Après une soirée remplie de sourires au parc, j’accompagne les derniers invités à la Porte d’Ulysse. Nous entrons dans le bâtiment et nous dirigeons directement vers le réfectoire, j’ai même oublié de manger dans ma journée sans. Nous avons tous faim, les uns plus que les autres. Tout le monde sourit.
Hannane a préparé un repas du feu de dieu et, comme si ce n’était pas assez, le réfectoire est devenu une piste de danse.
Les tables et les chaises contre les murs, les uns mangent, les autres dansent, tout le monde sourit. C’est l’aïd. C’est la fête.
Tout le monde sourit et le sourire est une corrélation entre le mouvement et l’expression, le mouvement, l’expression et ainsi de suite.
Tout le monde sourit parce que c’est l’aïd.
Tout le monde sourit parce qu’il y a à manger, il y a de la musique.
Tout le monde sourit parce que tout le monde sourit.
Il est 3h du matin et je suis toujours en train de sourire, depuis sept heures. Ça fait un bon paquet de sourires partagés dans ma journée sans.
Ce n’est plus une journée sans, parce que c’est l’aïd.
Ce n’est plus une journée sans, parce qu’il y a à manger, il y a de la musique.
Ce n’est plus une journée sans, parce que tout le monde sourit, comme si rien d’autre n’avait d’importance que le moment présent.
Ce n’est plus une journée sans, parce que ce soir j’ai eu la chance de croiser des centaines de sourires et d’apercevoir l’inévitable, voire obligatoire, nécessité de répondre à chacun de ces sourires.
Préface
Adriana Costa Santos
Ceci est une histoire de réveil, d’éveil, de rupture avec l’individualisme et d’ouverture à un être étrange, un étranger, un autre en danger qui entre dans une maison grâce à un acte de spontanéité solidaire, humaine.

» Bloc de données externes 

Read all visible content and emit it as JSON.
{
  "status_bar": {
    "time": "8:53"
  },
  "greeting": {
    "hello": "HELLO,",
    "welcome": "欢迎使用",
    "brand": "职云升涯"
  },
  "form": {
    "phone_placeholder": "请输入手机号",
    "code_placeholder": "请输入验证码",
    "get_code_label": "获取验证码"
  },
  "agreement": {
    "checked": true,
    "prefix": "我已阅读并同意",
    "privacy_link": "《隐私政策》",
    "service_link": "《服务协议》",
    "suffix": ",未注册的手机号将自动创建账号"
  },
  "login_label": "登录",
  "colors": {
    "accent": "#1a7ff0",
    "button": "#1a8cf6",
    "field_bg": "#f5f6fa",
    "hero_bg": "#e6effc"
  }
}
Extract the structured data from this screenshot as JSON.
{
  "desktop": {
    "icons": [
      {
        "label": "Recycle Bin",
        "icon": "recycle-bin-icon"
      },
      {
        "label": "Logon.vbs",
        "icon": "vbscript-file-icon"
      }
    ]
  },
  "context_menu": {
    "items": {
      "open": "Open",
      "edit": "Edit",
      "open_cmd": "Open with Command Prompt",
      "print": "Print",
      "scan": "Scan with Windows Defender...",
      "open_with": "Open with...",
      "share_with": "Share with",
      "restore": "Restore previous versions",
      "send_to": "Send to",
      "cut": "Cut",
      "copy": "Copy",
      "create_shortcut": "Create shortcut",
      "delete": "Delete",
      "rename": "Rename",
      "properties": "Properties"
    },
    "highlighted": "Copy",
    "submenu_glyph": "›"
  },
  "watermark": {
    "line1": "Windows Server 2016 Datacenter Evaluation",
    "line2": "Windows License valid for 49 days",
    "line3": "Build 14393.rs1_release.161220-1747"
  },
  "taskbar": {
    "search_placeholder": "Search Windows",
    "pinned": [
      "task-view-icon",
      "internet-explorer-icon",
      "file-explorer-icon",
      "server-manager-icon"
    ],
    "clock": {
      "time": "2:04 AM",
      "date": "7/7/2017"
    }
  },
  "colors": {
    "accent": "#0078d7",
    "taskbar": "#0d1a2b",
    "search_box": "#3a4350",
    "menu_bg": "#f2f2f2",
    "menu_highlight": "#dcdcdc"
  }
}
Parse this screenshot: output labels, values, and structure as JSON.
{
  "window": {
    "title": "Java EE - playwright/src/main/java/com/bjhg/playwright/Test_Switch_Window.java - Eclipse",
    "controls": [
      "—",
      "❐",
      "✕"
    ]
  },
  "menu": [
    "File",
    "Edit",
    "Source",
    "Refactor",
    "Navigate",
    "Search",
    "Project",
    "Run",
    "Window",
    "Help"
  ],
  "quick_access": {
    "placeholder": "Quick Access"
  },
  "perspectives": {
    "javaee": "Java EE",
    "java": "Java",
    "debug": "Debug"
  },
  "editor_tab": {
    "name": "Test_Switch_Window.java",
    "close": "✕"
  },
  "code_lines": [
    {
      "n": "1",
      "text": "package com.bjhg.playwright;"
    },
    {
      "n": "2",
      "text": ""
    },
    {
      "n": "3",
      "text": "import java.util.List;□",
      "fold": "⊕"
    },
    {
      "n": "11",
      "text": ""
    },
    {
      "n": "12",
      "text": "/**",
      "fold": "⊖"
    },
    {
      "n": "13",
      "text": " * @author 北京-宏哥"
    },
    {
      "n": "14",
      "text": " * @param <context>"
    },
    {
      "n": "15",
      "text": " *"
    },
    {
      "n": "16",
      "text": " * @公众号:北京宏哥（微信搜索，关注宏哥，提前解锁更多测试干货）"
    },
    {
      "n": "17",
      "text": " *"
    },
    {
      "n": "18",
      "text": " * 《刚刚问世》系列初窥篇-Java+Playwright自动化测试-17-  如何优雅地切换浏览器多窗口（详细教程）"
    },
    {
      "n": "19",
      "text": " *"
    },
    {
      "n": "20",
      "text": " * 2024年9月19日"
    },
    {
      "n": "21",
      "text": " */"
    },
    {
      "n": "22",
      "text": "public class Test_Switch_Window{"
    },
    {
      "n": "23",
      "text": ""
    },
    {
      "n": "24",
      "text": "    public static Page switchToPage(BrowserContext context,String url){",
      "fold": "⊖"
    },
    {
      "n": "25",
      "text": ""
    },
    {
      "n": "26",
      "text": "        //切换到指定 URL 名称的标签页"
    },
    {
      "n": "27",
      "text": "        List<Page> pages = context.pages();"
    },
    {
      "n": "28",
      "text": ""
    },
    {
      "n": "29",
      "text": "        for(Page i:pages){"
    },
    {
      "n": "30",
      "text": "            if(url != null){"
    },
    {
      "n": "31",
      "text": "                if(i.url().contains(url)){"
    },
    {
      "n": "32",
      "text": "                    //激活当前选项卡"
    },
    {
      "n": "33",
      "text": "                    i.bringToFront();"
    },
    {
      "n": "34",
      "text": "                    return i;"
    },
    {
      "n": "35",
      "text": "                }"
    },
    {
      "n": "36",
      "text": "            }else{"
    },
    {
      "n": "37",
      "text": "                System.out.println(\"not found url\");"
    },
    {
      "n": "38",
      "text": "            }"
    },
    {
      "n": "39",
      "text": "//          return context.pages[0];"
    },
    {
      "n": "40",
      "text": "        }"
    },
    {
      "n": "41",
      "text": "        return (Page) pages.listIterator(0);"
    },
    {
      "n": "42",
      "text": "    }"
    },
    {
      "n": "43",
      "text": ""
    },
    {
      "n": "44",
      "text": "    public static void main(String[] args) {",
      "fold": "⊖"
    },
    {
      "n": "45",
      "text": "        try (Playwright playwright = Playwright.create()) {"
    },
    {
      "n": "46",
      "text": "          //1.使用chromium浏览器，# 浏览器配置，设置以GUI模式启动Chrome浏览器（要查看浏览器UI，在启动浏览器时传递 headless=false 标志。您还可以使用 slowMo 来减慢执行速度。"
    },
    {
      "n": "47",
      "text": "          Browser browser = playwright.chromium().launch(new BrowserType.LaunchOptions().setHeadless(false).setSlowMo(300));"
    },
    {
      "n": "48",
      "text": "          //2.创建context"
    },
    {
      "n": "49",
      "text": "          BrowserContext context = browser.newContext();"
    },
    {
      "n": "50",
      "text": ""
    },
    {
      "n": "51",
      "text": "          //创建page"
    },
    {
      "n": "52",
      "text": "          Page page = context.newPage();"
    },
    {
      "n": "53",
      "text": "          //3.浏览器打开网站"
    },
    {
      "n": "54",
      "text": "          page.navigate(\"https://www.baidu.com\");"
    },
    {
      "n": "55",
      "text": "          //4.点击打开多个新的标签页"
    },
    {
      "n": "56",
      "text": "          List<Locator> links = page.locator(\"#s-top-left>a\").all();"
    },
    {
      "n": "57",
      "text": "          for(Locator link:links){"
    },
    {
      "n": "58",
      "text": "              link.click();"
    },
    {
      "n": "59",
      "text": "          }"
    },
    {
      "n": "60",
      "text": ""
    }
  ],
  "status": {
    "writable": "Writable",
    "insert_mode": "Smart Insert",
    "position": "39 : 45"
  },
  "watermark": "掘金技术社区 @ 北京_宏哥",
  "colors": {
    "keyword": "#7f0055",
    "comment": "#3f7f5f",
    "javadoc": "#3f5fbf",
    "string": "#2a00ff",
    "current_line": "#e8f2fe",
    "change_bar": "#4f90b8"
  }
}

En 2017 et 2018, l’inefficacité, le durcissement, l’inhumanité de la politique migratoire belge ont provoqué une vague de solidarité, d’engagement et une mobilisation citoyenne sans précédent. Les bénévoles de la Plateforme Citoyenne de Soutien aux Réfugiés ont commencé par venir en aide aux exilés du parc Maximilien. Ensuite, ils ont dénoncé les abus de pouvoir et la violence d’État, pratiqués dans l’ombre et justifiés par l’absence d’une case administrative pour ces hommes, femmes et enfants inconnus des Belges, isolés dans leur exil, sans droits ni protection, seuls dans leur quête de paix et de liberté. Ces réfugiés viennent majoritairement du Soudan, d’Érythrée et d’Éthiopie, mais aussi d’Égypte, de Libye, d’Irak, de Syrie et du Yémen…
L’urgence à l’époque était déjà de les protéger du froid, de nos rues et de nos lois. D’abord huit, puis vingt-cinq et jusqu’à cinq cents personnes hébergées tous les soirs. Les citoyens belges ont ouvert les portes de leur maison pour protéger ces humains en danger. Ils ont répondu à ceux qui disaient ironiquement : « Si vous voulez les protéger, prenez-les chez vous ! » Mais ils ne se sont pas limités à les abriter pendant la nuit. Aussi vite que naturellement, ils ont commencé à les connaître, les accompagner, les écouter, les comprendre, les orienter, les informer, à se renseigner pour pouvoir les aider. À leur rendre l’humanité que le gouvernement, à travers la répression, l’intimidation et la violence, s’acharne à leur ôter.
Chaque soir au parc Maximilien, hébergeurs, chauffeurs et réfugiés vont à la rencontre de l’équipe de bénévoles, les « vestes blanches ». Un par un, par deux, par cinq, les garçons et les filles du parc sont envoyés, conduits et accueillis dans les familles. Et ce manège se poursuit chaque soir jusqu’à ce que le parc soit vide, avec persévérance, bienveillance. Et de cette rencontre improbable émergent des milliers de témoignages, questions, doutes, surprises d’humanité, gifles de réalité.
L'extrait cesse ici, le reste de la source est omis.